- Artist: Nicholas Pocock
- Year: c. 1782
- Type: Seascape painting
- Medium: Oil on canvas
- Dimensions: 107 cm × 168.6 cm (42 in × 66.4 in)
- Location: City Museum and Art Gallery, Bristol;

= The Close of the Battle of the Saintes =

Painting by Nicholas Pocock

The Close of the Battle of the Saintes is a c. 1782 marine painting by the English artist Nicholas Pocock. It depicts the victory of the British Royal Navy against a French fleet at the Battle of the Saintes in the Caribbean. The battle, fought during the final year of the American War of Independence, resulted in a decisive triumph for the British led by Admiral Rodney.

The painting depicts the closing stages of the battle. The French flagship Ville de Paris is dismasted and captured and the French commander Admiral De Grasse was taken prisoner. it was one of two large paintings of the battle Pocock was commissioned to produce with the assistance of the shipbuilder James Martin Hilhouse, the other featuring the breaking of the line earlier in the battle.

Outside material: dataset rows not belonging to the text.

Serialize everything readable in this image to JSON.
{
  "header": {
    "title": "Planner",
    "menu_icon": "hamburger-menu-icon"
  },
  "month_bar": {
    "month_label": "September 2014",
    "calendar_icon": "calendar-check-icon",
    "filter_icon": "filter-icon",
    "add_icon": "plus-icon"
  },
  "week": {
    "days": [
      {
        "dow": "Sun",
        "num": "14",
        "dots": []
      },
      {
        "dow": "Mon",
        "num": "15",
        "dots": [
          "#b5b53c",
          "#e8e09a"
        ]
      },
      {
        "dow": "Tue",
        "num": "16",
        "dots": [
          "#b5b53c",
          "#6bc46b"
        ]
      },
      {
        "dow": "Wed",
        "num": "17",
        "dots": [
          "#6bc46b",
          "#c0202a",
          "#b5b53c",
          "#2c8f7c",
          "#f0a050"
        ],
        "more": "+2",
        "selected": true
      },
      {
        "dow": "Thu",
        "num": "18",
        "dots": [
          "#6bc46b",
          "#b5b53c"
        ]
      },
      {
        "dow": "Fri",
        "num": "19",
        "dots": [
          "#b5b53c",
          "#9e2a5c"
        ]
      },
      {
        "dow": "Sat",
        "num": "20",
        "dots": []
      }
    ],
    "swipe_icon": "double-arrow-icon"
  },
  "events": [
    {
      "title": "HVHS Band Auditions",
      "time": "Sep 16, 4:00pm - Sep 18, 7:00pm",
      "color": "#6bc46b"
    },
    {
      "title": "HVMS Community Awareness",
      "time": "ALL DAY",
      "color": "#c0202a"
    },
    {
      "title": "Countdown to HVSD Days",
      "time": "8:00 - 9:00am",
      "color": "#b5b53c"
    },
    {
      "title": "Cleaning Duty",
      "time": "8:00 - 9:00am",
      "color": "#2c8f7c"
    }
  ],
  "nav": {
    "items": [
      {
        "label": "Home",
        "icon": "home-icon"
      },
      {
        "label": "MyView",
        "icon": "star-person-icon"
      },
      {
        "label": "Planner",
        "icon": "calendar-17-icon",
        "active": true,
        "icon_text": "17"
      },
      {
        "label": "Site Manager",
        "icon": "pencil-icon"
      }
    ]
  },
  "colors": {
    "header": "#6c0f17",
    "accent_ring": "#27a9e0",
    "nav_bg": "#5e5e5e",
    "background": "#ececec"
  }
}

The work was displayed at the Royal Academys Summer Exhibition of 1783 at London"s Somerset House. Today the painting is in the collection of the Bristol City Museum and Art Gallery, having been acquired in 1981.
==Bibliography==
- Cordingly, David. Nicholas Pocock, 1740–1821. University of California Press 1986.
- Greenacre, Francis. Marine Artists of Bristol. University of California Press, 1982.
- Wright, Christopher, Gordon, Catherine May & Smith, Mary Peskett. British and Irish Paintings in Public Collections: An Index of British and Irish Oil Paintings by Artists Born Before 1870 in Public and Institutional Collections in the United Kingdom and Ireland. Yale University Press, 2006.